In fact each doctor, researcher, Intertube search can handily, silently, waitingly, wonderingly, fill long hours of delight uncovering byte size tidbits of unfiltered dread.

The litany of clinical voices echoes in our heads, to wit: diminished capacity, infection, hemorrhaging, mood shifts, and return of the crushing pressure (of course these things happen). Could be weeks or months or years later, closing of the new pathways, endocrinal variations. Might need to re-open it, shunt it (which is destined to fail and medically closer to last century’s stumbling than this new, shiny and clean approach). Oh, yeah, death, and taxes, and that wonderful, maddening so full of hopes and dreams, playful light, fading to something a little closer to a newborn puppy.

The waiting and not knowing and over thinking and senseless fear are all too much, too real, too sapping of strength, and we are left to wonder why we can’t fix it, why this rare and unexplained tragedy has placed its ghostly hands on his head.

Sure that five, ten, twenty years from now we’ll find out how foolish we were, how blunt the instruments of his cure have turned out to be, hoping it doesn’t turn out to be so, that he’s not one of the statistics, that somehow someway the ebbing tide just begins to flow and the dollar coin size stamp of approval embossed on his head fades from memory.

Beautiful, beautiful, beautiful day breaks.

Dappled light strobes through cheery blossoms as moments flicker through the days.

He begins to return. He gains strength.

His friends are legion. They try to make us smile. They reminisce about childhood Zen. They come to sit and cheer him on.

Friday he calls and asks for escape and there is an epic fight with the never-ending traffic to pry him loose from his crushing maw of clinical sterility.

We wait and live and wonder as we hold him tight. Now we find a new hotel, closer to his apartment. Sleeping with us so we can doctor him and nurse him and hold him still as he fights his need to move. The doctor has prohibited any exertion, beyond hauling a gallon of milk, for the next six weeks. He battles a ringing rushing rising torrent of something bubbly that he only hears in the quiet of the night. Cushioning crushing streams settle into new pathways, braiding a tapestry through his head.

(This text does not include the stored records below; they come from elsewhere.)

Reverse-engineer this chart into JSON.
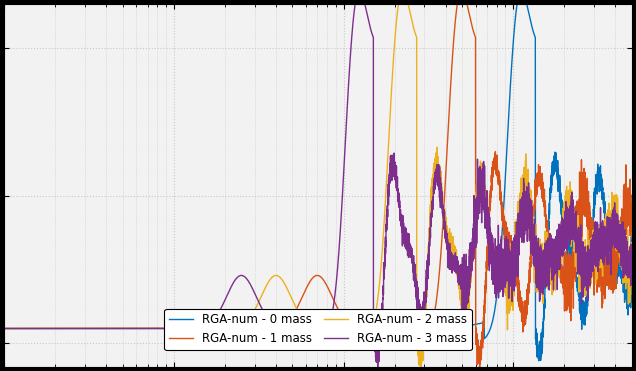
{
  "legend_entries": [
    "RGA-num - 0 mass",
    "RGA-num - 1 mass",
    "RGA-num - 2 mass",
    "RGA-num - 3 mass"
  ],
  "colors": [
    "#0072BD",
    "#D95319",
    "#EDB120",
    "#7E2F8E"
  ],
  "line_width": 1.0,
  "background_color": "#000000",
  "plot_bg_color": "#f2f2f2",
  "ylim": [
    -0.08,
    1.15
  ],
  "xlim_log": [
    -1.0,
    2.699
  ],
  "res_freqs": [
    90,
    40,
    18,
    10
  ],
  "pre_bump_freqs": [
    null,
    7,
    4,
    2.5
  ],
  "settle_vals": [
    0.33,
    0.33,
    0.33,
    0.33
  ],
  "noise_seeds": [
    10,
    20,
    30,
    40
  ],
  "grid_color": "#c8c8c8",
  "tick_fontsize": 10,
  "legend_fontsize": 8.5
}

“Will I always hear this, is this my fate, I’m trapped in my own head with an angry river?”

His body aches, his hands oddly chilled, his life on hold.

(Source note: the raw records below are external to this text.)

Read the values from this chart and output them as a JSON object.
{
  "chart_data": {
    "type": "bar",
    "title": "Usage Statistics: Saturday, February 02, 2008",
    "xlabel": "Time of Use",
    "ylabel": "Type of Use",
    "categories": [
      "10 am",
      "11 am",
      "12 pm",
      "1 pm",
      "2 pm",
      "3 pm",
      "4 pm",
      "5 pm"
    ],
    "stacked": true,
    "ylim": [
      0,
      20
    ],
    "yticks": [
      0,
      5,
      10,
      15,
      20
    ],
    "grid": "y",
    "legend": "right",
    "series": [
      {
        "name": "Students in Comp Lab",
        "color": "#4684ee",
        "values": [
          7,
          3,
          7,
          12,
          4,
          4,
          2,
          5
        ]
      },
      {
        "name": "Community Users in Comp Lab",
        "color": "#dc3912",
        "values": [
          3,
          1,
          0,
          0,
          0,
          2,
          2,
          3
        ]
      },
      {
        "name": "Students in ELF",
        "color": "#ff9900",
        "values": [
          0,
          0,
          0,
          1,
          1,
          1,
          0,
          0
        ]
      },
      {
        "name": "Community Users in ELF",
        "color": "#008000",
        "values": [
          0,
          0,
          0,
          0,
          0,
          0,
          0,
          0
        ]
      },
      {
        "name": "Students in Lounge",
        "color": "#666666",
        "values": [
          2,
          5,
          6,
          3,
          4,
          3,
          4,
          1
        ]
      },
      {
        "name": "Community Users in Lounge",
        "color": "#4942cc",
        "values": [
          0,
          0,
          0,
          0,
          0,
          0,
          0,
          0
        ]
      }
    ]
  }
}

She makes things happen. Reminds us of all the little things we’ve lost track of, holds us together as we orbit this strange new world, starts to cheer him up by getting royally pissed off at him as his senses return and he turns into a smartass, twenty-something, the world revolves around me, baby again.

We catch a glint in her eye that is so obviously love it stops us in our footsteps. We are both, in our way, sure that we don’t deserve it.

She holds us so tightly in her caring gaze that it hurts with bittersweet pressure and we squeak and scream.

We are, he is, alive to fight another day. Together we roam on this meandering, stomach dropping, sunrising, journey into tomorrow and life starts again.